Irritant-evoked activation and calcium modulation of the TRPA1 receptor.

Abstract

The TRPA1 ion channel is expressed by primary afferent nerve fibers, where it functions as a low threshold sensor for structurally diverse electrophilic irritants ranging from small volatile environmental toxicants to endogenous algogenic lipids1. TRPA1 is also a ‘receptor-operated’ channel whose activation downstream of metabotropic receptors elicits inflammatory pain or itch, making it an attractive target for novel analgesic therapies2. However, we lack mechanistic insight into how TRPA1 recognizes and responds to electrophiles or cytoplasmic second messengers. Here, we show that electrophiles act through a two-step process in which modification of a highly reactive cysteine (C621) promotes reorientation of a cytoplasmic loop to enhance nucleophilicity and modification of a nearby cysteine (C665), thereby stabilizing the loop in an activating configuration.

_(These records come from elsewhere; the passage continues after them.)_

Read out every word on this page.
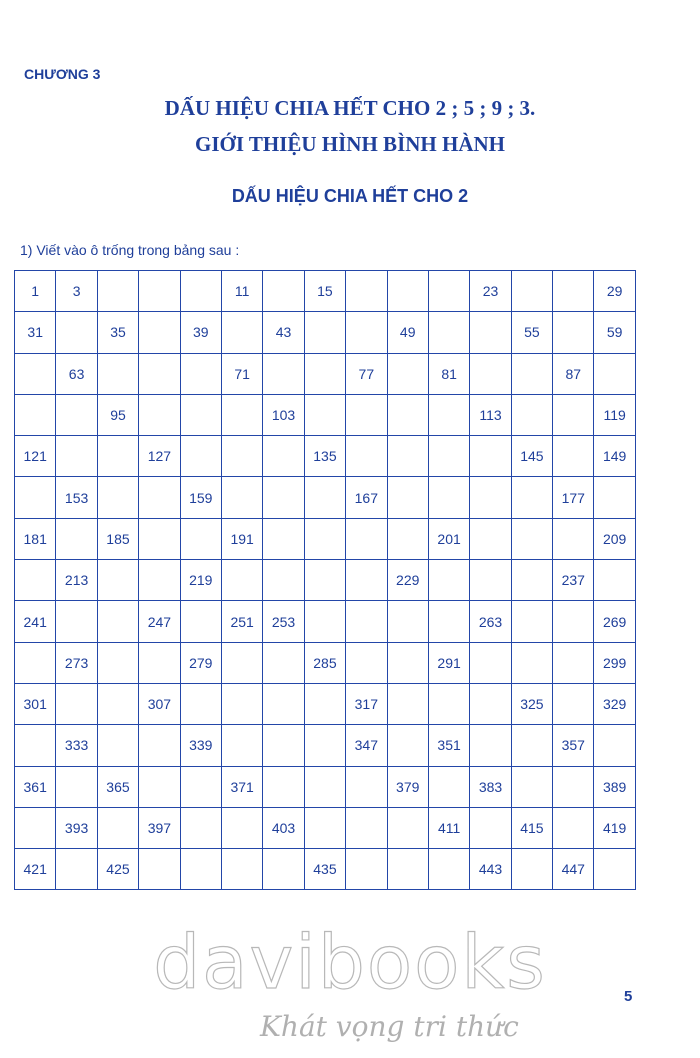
CHƯƠNG 3
DẤU HIỆU CHIA HẾT CHO 2 ; 5 ; 9 ; 3.
GIỚI THIỆU HÌNH BÌNH HÀNH
DẤU HIỆU CHIA HẾT CHO 2
1) Viết vào ô trống trong bảng sau :
1	3				11		15				23			29
31		35		39		43			49			55		59
	63				71			77		81			87	
		95				103					113			119
121			127				135					145		149
	153			159				167					177	
181		185			191					201				209
	213			219					229				237	
241			247		251	253					263			269
	273			279			285			291				299
301			307					317				325		329
	333			339				347		351			357	
361		365			371				379		383			389
	393		397			403				411		415		419
421		425					435				443		447	
davibooks
Khát vọng tri thức
5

These actions modulate two restrictions controlling ion permeation, including widening of the selectivity filter to enhance calcium permeability and opening of a canonical gate at the cytoplasmic end of the pore. We propose a model to explain functional coupling between electrophile action and these control points. We also characterize a calcium binding pocket that is remarkably conserved across TRP channel subtypes and accounts for all aspects of calcium-dependent TRPA1 regulation, including potentiation, desensitization, and activation by metabotropic receptors. These findings provide a structural framework for understanding how a broad-spectrum irritant receptor is controlled by endogenous and exogenous agents that elicit or exacerbate pain and itch.